Irish rugby boss Philip Browne is confident the country would be able to stage a successful Rugby World Cup if they won the race to host the 2023 tournament.
The Irish Rugby Football Union has been working on a bid for the event since 2011 and has now put the matter before the Irish Government for approval.
Ireland's minister for transport, tourism and sport Leo Varadkar is a keen supporter of the bid but the proposal must also be put before the Northern Ireland Executive for their consideration.
Browne admits the support of both bodies will be required if they are to have any hope of submitting a successful bid but has cited the example of 2011 World Cup hosts New Zealand as a source of inspiration.
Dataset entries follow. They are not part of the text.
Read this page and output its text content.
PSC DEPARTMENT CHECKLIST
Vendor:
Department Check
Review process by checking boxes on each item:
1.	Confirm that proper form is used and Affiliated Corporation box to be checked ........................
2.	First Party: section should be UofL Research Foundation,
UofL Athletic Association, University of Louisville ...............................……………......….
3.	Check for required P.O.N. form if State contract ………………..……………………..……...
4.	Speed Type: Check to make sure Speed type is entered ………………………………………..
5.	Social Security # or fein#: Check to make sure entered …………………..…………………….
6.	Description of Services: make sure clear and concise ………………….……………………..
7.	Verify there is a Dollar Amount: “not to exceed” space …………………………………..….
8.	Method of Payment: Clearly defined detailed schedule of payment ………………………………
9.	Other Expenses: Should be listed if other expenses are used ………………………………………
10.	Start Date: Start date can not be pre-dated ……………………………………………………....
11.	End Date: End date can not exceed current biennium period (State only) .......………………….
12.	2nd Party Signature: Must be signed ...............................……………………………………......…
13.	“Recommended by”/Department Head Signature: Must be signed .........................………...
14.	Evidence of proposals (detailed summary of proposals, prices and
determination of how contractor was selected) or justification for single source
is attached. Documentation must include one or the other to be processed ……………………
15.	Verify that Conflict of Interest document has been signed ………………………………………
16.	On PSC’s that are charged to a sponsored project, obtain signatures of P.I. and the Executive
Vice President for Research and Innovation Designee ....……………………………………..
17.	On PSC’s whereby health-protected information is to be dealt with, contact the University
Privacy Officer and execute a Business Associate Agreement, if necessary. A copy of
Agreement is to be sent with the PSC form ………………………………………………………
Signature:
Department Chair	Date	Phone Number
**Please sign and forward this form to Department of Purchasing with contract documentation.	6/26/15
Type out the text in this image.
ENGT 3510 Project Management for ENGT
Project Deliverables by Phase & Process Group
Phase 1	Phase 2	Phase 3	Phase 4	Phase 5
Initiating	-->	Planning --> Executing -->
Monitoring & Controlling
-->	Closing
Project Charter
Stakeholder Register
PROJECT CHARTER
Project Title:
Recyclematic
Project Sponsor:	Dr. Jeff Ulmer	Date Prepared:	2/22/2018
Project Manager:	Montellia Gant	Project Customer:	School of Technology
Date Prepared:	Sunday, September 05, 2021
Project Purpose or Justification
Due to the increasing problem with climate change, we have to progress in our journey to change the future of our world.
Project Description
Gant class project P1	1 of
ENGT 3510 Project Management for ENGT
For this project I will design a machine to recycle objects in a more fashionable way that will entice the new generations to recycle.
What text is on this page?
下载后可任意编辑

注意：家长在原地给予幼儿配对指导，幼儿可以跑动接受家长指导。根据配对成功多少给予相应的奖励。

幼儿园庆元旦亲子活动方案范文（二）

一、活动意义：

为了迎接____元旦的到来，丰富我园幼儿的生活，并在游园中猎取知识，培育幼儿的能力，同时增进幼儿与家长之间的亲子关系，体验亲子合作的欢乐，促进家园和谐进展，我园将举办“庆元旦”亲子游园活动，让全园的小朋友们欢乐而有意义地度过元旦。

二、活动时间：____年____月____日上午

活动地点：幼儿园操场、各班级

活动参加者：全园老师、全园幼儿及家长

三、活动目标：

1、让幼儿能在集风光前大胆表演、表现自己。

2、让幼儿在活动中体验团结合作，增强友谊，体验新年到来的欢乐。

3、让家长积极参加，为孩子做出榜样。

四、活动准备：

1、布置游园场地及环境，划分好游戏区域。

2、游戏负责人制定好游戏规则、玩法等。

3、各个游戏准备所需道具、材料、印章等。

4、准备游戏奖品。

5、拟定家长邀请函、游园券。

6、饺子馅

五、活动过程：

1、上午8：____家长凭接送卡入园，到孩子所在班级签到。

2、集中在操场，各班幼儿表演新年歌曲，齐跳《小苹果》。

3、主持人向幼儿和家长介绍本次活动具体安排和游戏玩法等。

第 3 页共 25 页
"This sort of bid couldn't happen without committed support from the governments both north and south," he said.
"We've had discussions with Leo Varadkar and we've had discussions with Arlene Foster in the Northern Ireland Government and in principle I think they're very supportive.
"It obviously needs now to go to cabinet and Leo Varadkar has said he's bringing it to cabinet on Tuesday, and obviously it would need to go to cabinet in Northern Ireland as well.
"It's a big bid and it's a big undertaking.
"But if it can be done in a country like New Zealand which is a similar size in terms of population, there's no reason on earth why it can't be done here."
The 2023 Rugby World Cup bidding process will begin with the International Rugby Board (IRB) in 2016 and Browne added "decisions will be taken by the IRB in 2017".
England will host the 2015 tournament, before Japan take on the mantle four years later.